Fox hunt meets for final time after 250 years
One of Scotland's oldest fox hunts has announced it has come to an end after more than 250 years.
After meeting regularly since 1771, the Lanarkshire and Renfrewshire Foxhounds held their final meet at their base in Houston last weekend.
A new law that tightened restrictions around hunting with dogs came into force three days later.
The group said increasing urbanisation and a lack of accessible rural land had made keeping its hounds "unviable".
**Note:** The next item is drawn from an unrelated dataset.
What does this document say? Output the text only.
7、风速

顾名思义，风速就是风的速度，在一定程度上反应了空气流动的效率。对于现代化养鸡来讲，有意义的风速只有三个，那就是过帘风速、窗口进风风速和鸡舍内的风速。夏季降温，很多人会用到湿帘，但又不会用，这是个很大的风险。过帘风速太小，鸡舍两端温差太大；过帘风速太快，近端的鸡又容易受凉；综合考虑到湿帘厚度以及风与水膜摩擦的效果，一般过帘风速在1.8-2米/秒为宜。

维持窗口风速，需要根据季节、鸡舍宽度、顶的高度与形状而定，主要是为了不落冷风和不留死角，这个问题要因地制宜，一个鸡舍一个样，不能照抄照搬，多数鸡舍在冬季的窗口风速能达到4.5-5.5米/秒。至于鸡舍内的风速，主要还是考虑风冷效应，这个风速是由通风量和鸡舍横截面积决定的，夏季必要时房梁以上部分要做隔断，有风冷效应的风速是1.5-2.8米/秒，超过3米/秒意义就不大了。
And it said discussions around the future of their foxhounds had been "ongoing for many years", before the Hunting with Dogs (Scotland) Bill was introduced.
It is understood the hounds will be sent to other kennels and the group will continue to operate as a hunt club - holding point-to-point horse races and other social events.
The end of the fox hunts were welcomed by anti-hunting groups.
The Glasgow Hunt Sabs, who have regularly tried to sabotage the Renfrewshire hunt, called the news a "seismic victory".
A spokesperson said: "Clearly the restrictions in place were not workable and as a result, the hunt have thrown in the towel."
But Polly Portwin, director of the campaign for hunting at the Countryside Alliance, said the decision was "logical and sensible" as costs rise and available land disappears.
She added: "Hunting has always adapted to changes, be it farming practices or other factors out of their control, so mergers and country-sharing remain fundamental to the future of hunting."
In a social media post after its final foxhound meet, Lanarkshire and Renfrewshire Hunt thanked local supporters, farmers, and landowners.
They said: "It is a labour of love with long hours and for little pay. We do it because it is our heritage and we do it for the love of the countryside and for our love of the hounds."
It is the second hunting announcement in recent weeks, after Fife Foxhounds said they were disbanding for "financial" reasons.
The Hunting with Dogs (Scotland) Bill came into force on Tuesday when it became an Act, replacing previous legislation.
Twenty years on from the fox hunting ban, the new legislation tightens the curbs so that hunters can no longer use packs of hounds to flush out wild mammals unless they have a licence.
It has made it illegal to chase and kill a wild mammal using a dog. Trail hunting, where a dog is used to find and follow an animal-based scent, has also been outlawed.
The original legislation allowed dogs to flush foxes out from cover as long as they were then shot, and that the hunt was being held to protect livestock, ground-nesting birds or prevent the spread of disease.
The key change is that no more than two dogs can be used to stalk or flush out animals from cover unless a licence has been granted.
Farmers, land managers and conservation groups warned that some terrains would make hunting with only two dogs impossible.
But animal welfare campaigners are worried that a licensing scheme will create a loophole in the new law.
Scottish SPCA chief superintendent Mike Flynn said: "Hunting for sport should be consigned to history and that is why we've long called for loopholes in Scotland's hunting legislation to be addressed.
"This Act is a massive step in the right direction."